If you run this without the -m switch, this is what you'll get. Note that the relative import fails, but more importantly note that the wrong testmodule has been chosen (i.e. relative to the working directory):
:~/PkgTest$ python3 pkgname
Hello from pkgname.__main__.py. I am the file ~/PkgTest/pkgname/__main__.py
I am being accessed from ~/PkgTest
Hello from testmodule.py. I am the file ~/PkgTest/pkgname/testmodule.py
I am being accessed from ~/PkgTest
Traceback (most recent call last):
File "/usr/lib/python3.6/runpy.py", line 193, in _run_module_as_main
"__main__", mod_spec)
File "/usr/lib/python3.6/runpy.py", line 85, in _run_code
exec(code, run_globals)
File "pkgname/__main__.py", line 10, in <module>
from .secondtest import main as secondmain
ImportError: attempted relative import with no known parent package
Whereas with the -m switch, you get what you (hopefully) expected:
:~/PkgTest$ python3 -m pkgname
Hello from pkgname.__main__.py. I am the file ~/PkgTest/pkgname/__main__.py
I am being accessed from ~/PkgTest
Hello from testmodule.py. I am the file ~/PkgTest/testmodule.py
I am being accessed from ~/PkgTest
Hello from secondtest.py. I am the file ~/PkgTest/pkgname/secondtest.py
I am being accessed from ~/PkgTest
Note: In my honest opinion, running without -m should be avoided. In fact I would go further and say that I would create any executable packages in such a way that they would fail unless run via the -m switch.
In other words, I would only import from 'in-package' modules explicitly via 'relative imports', assuming that all other imports represent system modules. If someone attempts to run your package without the -m switch, the relative import statements will throw an error, instead of silently running the wrong module.
You create __main__.py in yourpackage to make it executable as:
$ python -m yourpackage
__main__.py is used for python programs in zip files. The __main__.py file will be executed when the zip file in run.
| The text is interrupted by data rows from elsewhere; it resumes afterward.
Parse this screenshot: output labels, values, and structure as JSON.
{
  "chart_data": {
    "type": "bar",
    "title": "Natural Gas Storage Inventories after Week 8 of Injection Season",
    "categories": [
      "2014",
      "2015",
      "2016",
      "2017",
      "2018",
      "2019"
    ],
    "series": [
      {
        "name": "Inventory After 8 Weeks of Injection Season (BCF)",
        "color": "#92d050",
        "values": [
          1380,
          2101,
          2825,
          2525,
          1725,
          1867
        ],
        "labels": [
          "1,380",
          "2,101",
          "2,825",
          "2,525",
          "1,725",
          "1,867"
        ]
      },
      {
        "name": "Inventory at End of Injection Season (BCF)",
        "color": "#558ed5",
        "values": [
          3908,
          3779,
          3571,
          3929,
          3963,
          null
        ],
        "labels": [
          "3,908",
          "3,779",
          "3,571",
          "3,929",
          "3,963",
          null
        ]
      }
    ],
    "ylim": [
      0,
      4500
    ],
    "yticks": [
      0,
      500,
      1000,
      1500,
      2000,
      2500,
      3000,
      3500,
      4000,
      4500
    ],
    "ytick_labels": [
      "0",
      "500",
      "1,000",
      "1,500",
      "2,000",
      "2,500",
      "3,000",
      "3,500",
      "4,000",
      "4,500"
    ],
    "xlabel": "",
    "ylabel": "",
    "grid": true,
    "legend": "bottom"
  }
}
For example, if the zip file was as such:
test.zip
__main__.py
and the contents of __main__.py was
import sys
print "hello %s" % sys.argv[1]
Then if we were to run python test.zip world we would get hello world out.
So the __main__.py file run when python is called on a zip file.
If your script is a directory or ZIP file rather than a single python file, __main__.py will be executed when the "script" is passed as an argument to the python interpreter.